A Year I Never Expected
If someone had shown me this year in advance, I would not have believed them.
Not because the events were impossible.
Because they were improbable.
A collection of things that, on paper, seem unrelated.
Health concerns.
Legal procedures.
Administrative systems.
Financial uncertainty.
Endless paperwork.
Unexpected lessons.
A garden full of roses.
And somewhere in the middle of all of it, a person trying to hold herself together.
A year ago, I thought I understood what the next twelve months would look like.
Most people do.
We make plans.
We imagine outcomes.
We draw straight lines from today into tomorrow.
Life rarely follows those lines.
Instead, it introduces detours.
Some small.
Some enormous.
This year was full of detours.
There were moments when I felt frustrated.
Moments when I felt exhausted.
Moments when I felt trapped inside systems that seemed larger than any individual could fully understand.
There were also moments when I learned things I never would have learned otherwise.
How institutions work.
How procedures influence outcomes.
How uncertainty affects the human mind.
How resilience quietly develops when there is no alternative.
Looking back now, I realise that the most important lessons were not legal.
They were personal.
I learned that stress can become so familiar that we stop noticing it.
I learned that survival and living are not the same thing.
I learned that peace is something that must be protected.

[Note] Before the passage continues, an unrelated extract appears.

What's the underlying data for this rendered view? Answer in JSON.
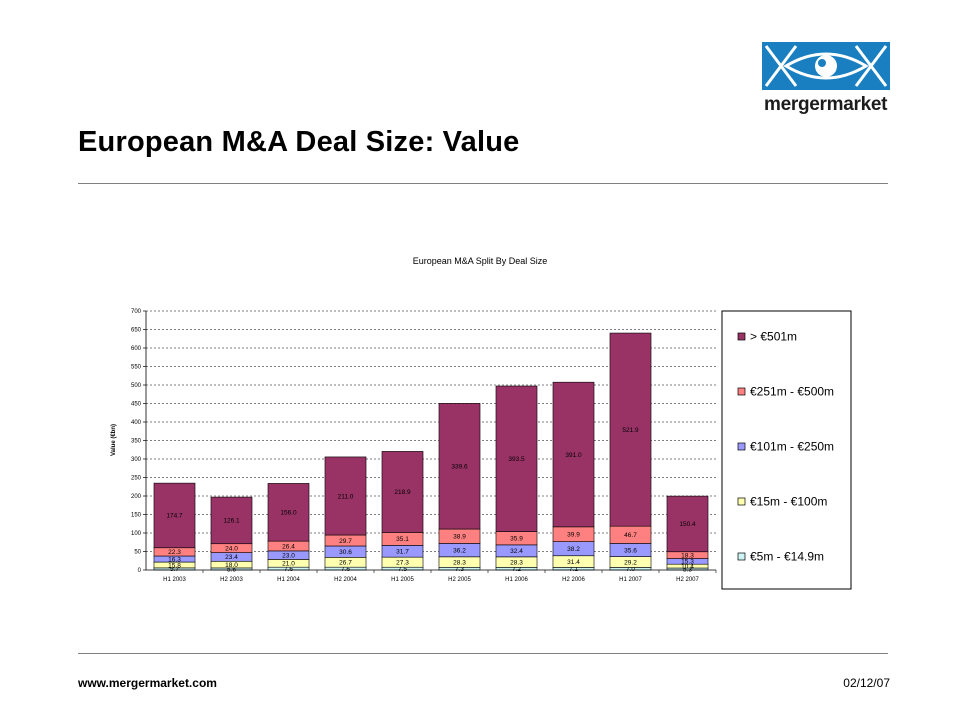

I learned that ordinary life is far more valuable than I once realised.
A cup of tea.
A conversation with a friend.
A flower opening in the garden.
A day without urgency.
These things once seemed ordinary.
Now they feel extraordinary.
Perhaps that is what difficult years do.
They change our definition of wealth.
Not financial wealth.
Human wealth.
Time.
Health.
Friendship.
Calm.
Meaning.
As I stand here now, I do not see this year as a story of victory or defeat.
That would be too simple.
Instead, I see it as a year of education.
A year that taught me things I never wanted to learn, but am strangely grateful to know.
A year I never expected.
A year I will never forget.
And perhaps, years from now, when the details have faded, that is what I will remember most:
Not the documents.
Not the deadlines.
Not the arguments.
But the person I became while moving through them.